Submitted to: Veterinary Immunology and Immunopathology
Publication Type: Peer Reviewed Journal
Publication Acceptance Date: 8/18/2008
Publication Date: 1/10/2009
Citation: Nerren, J.R., Kogut, M.H. 2009. The selective Dectin-1 agonist, curdlan, induces an oxidative burst response in chicken heterophils and peripheral blood mononuclear cells. Veterinary Immunology and Immunopathology. 127:162-166.

Interpretive Summary: Host immune cells recognize unique components of bacteria and fungi using structures located on their surface called pattern recognition receptors. These pattern recognition receptors then send signals to the brain of the cell, the nucleus, which causes the cell to respond in a defensive manner.
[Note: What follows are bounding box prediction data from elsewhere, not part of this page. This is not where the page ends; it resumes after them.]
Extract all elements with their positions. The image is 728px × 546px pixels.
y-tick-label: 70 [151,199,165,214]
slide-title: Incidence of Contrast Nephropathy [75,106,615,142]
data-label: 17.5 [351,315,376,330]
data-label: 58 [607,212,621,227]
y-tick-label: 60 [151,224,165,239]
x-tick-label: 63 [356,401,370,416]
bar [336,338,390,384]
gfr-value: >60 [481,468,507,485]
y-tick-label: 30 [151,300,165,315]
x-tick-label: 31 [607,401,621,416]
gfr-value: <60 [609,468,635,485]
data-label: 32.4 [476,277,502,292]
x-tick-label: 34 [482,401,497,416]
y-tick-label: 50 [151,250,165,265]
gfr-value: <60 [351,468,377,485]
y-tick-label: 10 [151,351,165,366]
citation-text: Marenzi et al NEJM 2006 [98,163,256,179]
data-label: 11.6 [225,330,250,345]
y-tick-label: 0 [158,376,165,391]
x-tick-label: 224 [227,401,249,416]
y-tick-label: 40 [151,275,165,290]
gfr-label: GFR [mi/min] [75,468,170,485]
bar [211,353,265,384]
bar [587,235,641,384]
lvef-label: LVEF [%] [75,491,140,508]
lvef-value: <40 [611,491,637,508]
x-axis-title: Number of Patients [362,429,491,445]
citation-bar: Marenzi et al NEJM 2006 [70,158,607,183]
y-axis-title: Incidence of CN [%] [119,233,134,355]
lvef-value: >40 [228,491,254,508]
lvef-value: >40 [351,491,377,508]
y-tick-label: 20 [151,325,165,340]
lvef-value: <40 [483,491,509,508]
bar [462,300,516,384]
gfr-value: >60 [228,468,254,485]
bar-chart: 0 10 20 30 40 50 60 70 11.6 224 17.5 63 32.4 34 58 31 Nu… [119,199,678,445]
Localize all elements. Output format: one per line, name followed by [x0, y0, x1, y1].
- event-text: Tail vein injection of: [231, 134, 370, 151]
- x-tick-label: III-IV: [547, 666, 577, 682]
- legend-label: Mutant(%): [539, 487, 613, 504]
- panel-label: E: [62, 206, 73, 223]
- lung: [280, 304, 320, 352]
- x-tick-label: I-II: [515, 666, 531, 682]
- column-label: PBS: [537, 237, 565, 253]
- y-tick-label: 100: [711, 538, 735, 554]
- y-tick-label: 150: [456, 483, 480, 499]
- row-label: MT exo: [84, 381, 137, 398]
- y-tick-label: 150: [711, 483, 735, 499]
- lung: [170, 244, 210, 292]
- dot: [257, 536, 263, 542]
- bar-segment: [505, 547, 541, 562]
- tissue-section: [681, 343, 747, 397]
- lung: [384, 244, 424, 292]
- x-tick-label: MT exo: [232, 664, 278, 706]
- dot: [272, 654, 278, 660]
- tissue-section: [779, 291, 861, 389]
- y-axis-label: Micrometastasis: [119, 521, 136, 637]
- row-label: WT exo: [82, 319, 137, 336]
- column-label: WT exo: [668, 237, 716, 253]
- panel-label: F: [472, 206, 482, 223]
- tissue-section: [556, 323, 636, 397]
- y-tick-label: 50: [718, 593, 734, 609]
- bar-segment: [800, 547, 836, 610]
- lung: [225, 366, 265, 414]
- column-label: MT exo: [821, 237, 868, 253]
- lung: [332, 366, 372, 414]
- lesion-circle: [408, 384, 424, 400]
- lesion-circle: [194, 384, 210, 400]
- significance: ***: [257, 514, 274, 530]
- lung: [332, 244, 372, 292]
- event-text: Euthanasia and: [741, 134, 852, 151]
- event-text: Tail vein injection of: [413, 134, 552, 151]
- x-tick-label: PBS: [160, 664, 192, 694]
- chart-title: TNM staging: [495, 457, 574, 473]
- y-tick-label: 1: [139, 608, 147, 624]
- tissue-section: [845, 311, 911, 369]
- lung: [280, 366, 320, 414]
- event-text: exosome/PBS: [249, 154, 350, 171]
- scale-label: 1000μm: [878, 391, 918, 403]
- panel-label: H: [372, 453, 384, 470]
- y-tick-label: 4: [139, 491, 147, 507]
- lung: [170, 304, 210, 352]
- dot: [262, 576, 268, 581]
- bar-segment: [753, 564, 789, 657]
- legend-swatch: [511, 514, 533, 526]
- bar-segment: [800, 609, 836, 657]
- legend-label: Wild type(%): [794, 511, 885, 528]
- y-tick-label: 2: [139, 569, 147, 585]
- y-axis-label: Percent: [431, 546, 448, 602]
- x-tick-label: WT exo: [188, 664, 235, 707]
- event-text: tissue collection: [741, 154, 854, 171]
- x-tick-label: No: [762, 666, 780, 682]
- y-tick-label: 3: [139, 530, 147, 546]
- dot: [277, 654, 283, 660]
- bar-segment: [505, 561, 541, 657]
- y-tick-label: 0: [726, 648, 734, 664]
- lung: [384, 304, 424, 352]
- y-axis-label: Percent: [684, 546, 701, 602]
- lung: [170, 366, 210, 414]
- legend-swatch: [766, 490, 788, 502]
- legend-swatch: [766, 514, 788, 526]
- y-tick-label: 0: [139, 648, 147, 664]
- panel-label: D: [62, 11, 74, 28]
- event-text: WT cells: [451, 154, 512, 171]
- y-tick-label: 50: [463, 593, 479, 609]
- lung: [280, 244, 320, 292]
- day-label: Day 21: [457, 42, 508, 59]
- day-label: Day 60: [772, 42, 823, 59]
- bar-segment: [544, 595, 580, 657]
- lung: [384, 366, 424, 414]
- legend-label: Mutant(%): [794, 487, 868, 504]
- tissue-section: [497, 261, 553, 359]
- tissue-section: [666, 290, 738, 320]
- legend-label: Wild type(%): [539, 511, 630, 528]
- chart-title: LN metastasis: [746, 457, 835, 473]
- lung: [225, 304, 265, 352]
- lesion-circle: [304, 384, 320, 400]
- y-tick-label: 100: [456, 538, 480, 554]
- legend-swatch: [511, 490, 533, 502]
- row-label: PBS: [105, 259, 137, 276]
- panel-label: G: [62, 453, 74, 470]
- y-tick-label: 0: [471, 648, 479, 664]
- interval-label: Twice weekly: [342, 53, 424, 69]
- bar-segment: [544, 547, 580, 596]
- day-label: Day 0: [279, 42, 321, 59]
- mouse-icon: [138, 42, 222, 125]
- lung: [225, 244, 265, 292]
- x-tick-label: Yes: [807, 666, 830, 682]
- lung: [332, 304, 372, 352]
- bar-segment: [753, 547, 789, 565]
One of these pattern recognition receptors is called Dectin-1. This receptor has been shown to play an important role in the immune system's defense against bacteria and fungi. To date, however, this receptor has only been documented in mammals. In the present study, immune cells from chickens were stimulated with a unique component from bacteria, curdlan, that Dectin-1 recognizes. Following this stimulation, the immune cells responded by undergoing a reaction called oxidative burst, which results in the production of chemicals that kill bacteria and fungi. When the immune cells were pretreated with laminarin, a chemical that specifically blocks Dectin-1, the oxidative burst reaction was significantly reduced. These data provide evidence that chicken cells possess the critical Dectin-1 receptor on their cells.

Technical Abstract: A critical component of host innate immunity is recognition of pathogen-associated molecular patterns (PAMPs) by pattern recognition receptors (PRRs). Dectin-1 is the primary PRR for exogenous beta-glucan, a component of fungal and bacterial cell walls. A previous study conducted in our laboratory demonstrated that administration of beta-glucan as a feed additive resulted in increased innate immune function of neonatal chickens, suggesting that chickens possess a Dectin-1-like beta-glucan receptor. In the present study, we demonstrated that heterophils and peripheral blood mononuclear cells (PBMCs) from day-old chicks had a significant increase in the generation of reactive oxygen species (ROS) following stimulation with the Dectin-1 specific agonist, curdlan. Pre-treatment of heterophils and PBMCs with laminarin, a beta-glucan receptor blocking agent and specific inhibitor of Dectin-1 activity significantly reduced the curdlan-induced ROS production. Together these data provide evidence for the first time of the presence of a functional Dectin-1-like beta-glucan receptor in chicken heterophils and PBMCs.